Since Dundee United prides itself on being a tight-knit club it seemed little wonder Jackie McNamara has fitted in as well as he has when he spoke on Saturday evening about how much this QTS League Cup semi-final win at Hampden mattered.

With Jackie senior, his well known footballing father, taking a deserved break from the dysfunctional relationship between Hibs and sections of their support with which he has become ever more intensely involved, both were able to extract maximum enjoyment from an occasion where the footballing drama mainly took place where it is supposed to.

"I did see my dad at the end of the game there, his big smiley face and my little son came down to the side as well and gave me a cuddle," the United manager said afterwards.

"That is football, the ups and downs. I try not to get too down and try to do the things I believe in. Today was a good start and hopefully gives us a chance to get some silverware."

When you really care about the people as well as the sport, as McNamara clearly does though, it can be hard not to get too down and he has been tough on himself since last season's Scottish Cup final failure.

"As a manager obviously it weighs on you... results," he admitted.

"After the cup final you have a feeling that you have personally let people down. When you go past and you see people about the club. You see the supporters and you do take a lot of it on your shoulders.

"Because we didn't win it... I felt we should have. Certain things went against us but that is football. You have to have little things on the day, little bits of luck, decisions, and all the players to perform. As a manager you prepare them all in the hope they will perform.
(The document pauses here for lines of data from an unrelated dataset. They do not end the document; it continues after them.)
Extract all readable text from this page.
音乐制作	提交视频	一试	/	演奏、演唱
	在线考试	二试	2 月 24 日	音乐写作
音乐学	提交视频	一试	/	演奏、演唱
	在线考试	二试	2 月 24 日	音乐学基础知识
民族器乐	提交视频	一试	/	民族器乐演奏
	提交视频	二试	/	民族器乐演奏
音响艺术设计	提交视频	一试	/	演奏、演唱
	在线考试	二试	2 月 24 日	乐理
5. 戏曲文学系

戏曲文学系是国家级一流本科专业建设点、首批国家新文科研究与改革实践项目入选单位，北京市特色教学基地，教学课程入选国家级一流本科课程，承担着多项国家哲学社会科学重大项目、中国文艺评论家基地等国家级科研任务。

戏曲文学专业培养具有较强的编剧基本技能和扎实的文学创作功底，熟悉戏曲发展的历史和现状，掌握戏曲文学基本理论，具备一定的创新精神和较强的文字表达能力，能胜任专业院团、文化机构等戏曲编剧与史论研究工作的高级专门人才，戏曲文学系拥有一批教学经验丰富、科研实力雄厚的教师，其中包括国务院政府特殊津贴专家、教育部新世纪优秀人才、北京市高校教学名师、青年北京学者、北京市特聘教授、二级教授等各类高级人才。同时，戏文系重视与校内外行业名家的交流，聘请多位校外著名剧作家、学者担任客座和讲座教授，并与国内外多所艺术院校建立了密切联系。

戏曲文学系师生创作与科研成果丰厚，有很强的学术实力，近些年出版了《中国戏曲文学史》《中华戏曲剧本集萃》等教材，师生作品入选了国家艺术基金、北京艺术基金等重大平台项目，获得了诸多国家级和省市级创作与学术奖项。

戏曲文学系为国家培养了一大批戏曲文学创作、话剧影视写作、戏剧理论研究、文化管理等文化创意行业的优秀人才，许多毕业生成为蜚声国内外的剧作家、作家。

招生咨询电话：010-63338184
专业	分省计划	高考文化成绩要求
"It is personal, but I do try not to take things home with me and let results affect me. When I first started management I took things too hard, but I try to take the positives from things."

More to the point the positivity of his approach is clear when listening to his players talk about how they are encouraged to express themselves, albeit patience is also required.
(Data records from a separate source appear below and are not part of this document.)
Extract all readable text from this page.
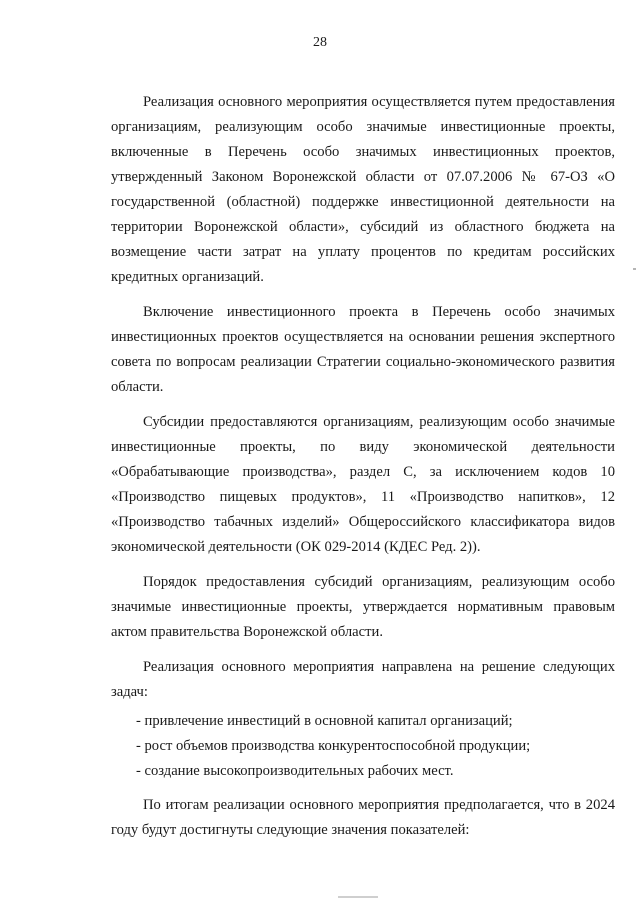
28

Реализация основного мероприятия осуществляется путем предоставления организациям, реализующим особо значимые инвестиционные проекты, включенные в Перечень особо значимых инвестиционных проектов, утвержденный Законом Воронежской области от 07.07.2006 № 67-ОЗ «О государственной (областной) поддержке инвестиционной деятельности на территории Воронежской области», субсидий из областного бюджета на возмещение части затрат на уплату процентов по кредитам российских кредитных организаций.

Включение инвестиционного проекта в Перечень особо значимых инвестиционных проектов осуществляется на основании решения экспертного совета по вопросам реализации Стратегии социально-экономического развития области.

Субсидии предоставляются организациям, реализующим особо значимые инвестиционные проекты, по виду экономической деятельности «Обрабатывающие производства», раздел С, за исключением кодов 10 «Производство пищевых продуктов», 11 «Производство напитков», 12 «Производство табачных изделий» Общероссийского классификатора видов экономической деятельности (ОК 029-2014 (КДЕС Ред. 2)).

Порядок предоставления субсидий организациям, реализующим особо значимые инвестиционные проекты, утверждается нормативным правовым актом правительства Воронежской области.

Реализация основного мероприятия направлена на решение следующих задач:

- привлечение инвестиций в основной капитал организаций;

- рост объемов производства конкурентоспособной продукции;

- создание высокопроизводительных рабочих мест.

По итогам реализации основного мероприятия предполагается, что в 2024 году будут достигнуты следующие значения показателей:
"Management at times can be more about frustration, because you know what is in them and you are trying to get that out of them," said McNamara.

"Before we went out today I said a number of things about them not letting it pass them by, and embracing the occasion, having no regrets after it. I said that if they played to their strengths and do their jobs properly they would win the match."

Some of his youngsters may, then, be getting ready to move on but having nurtured them as he has and witnessed this latest evidence of their growing maturity his hope - as this transfer window comes ever closer to closing - that the majority of them hang around long enough to pay something back before they go is understandable.

In fairness most have already done so and McNamara is by no means alone among Scottish football managers in finding January an even more miserable month than the rest of the population.

Even after the month ended in such splendid fashion for him, then, the agony will be eked out for another couple of days until he knows just which of the squad that has put together this campaign he will still have to work with as they prepare for the final.

Yet the evidence of the past two weekends suggests he is better placed than most to cope whatever happens.

The youth development programme that was already in place but which, according to his chairman, McNamara has enhanced in his two years there, is becoming such a production line of talent that United have overhauled their team significantly in each of the past two weeks in sustaining their title challenge ahead of ending Aberdeen's nine match unbeaten run to reach this latest final.

Against Motherwell seven days earlier Charlie Telfer had grabbed the headlines to earn his place in the semi-final XI, but when he struggled to make his presence felt McNamara could turn to 23-year-old Ryan Dow to provide fresh impetus and the match began to change as soon as he took the field.

United had enjoyed the better of things in the opening half, repeatedly coming close to unlocking the rightly vaunted, but slightly re-shuffled Aberdeen defence into which new recruit Donervan Daniels had, his debut goal apart, slotted pretty impressively.

However they had been rocked by Daniels' early second half goal, his head guiding it over Radoslaw Czierniak, United's 'keeper, directly from an Andrew Considine throw-in and for the next 10 minutes or so were reeling and came particularly close to going two down when Jaroslaw Fojut produced an acrobatic clearance off the line.

All of which only makes their recovery the more impressive against a team that had been conceded just four goals in the previous nine matches which included a run of seven successive clean sheets.

A corner earned by Dow was well delivered by Gary Mackay-Steven but it still required a spring-loaded leap from Callum Morris to get his head above several others as well as Scott Brown's hands for the equaliser before Nadir Ciftci's deft redirection of a Paul Paton cross was enough to beat the Aberdeen goal-keeper, albeit it should not have been.

Derek McInnes, the Aberdeen manager, was perhaps justified in feeling hard done by in the decision that Adam Rooney's held Calum Butcher off a fraction too vigorously before bulleting a header into the net at a crucial stage.

However he was also man enough to admit that while his re-jigged back four, in which newcomer Daniels was the outstanding individual, had performed very well, there was not enough happening in front of them to justify his side's status as favourites for this tie.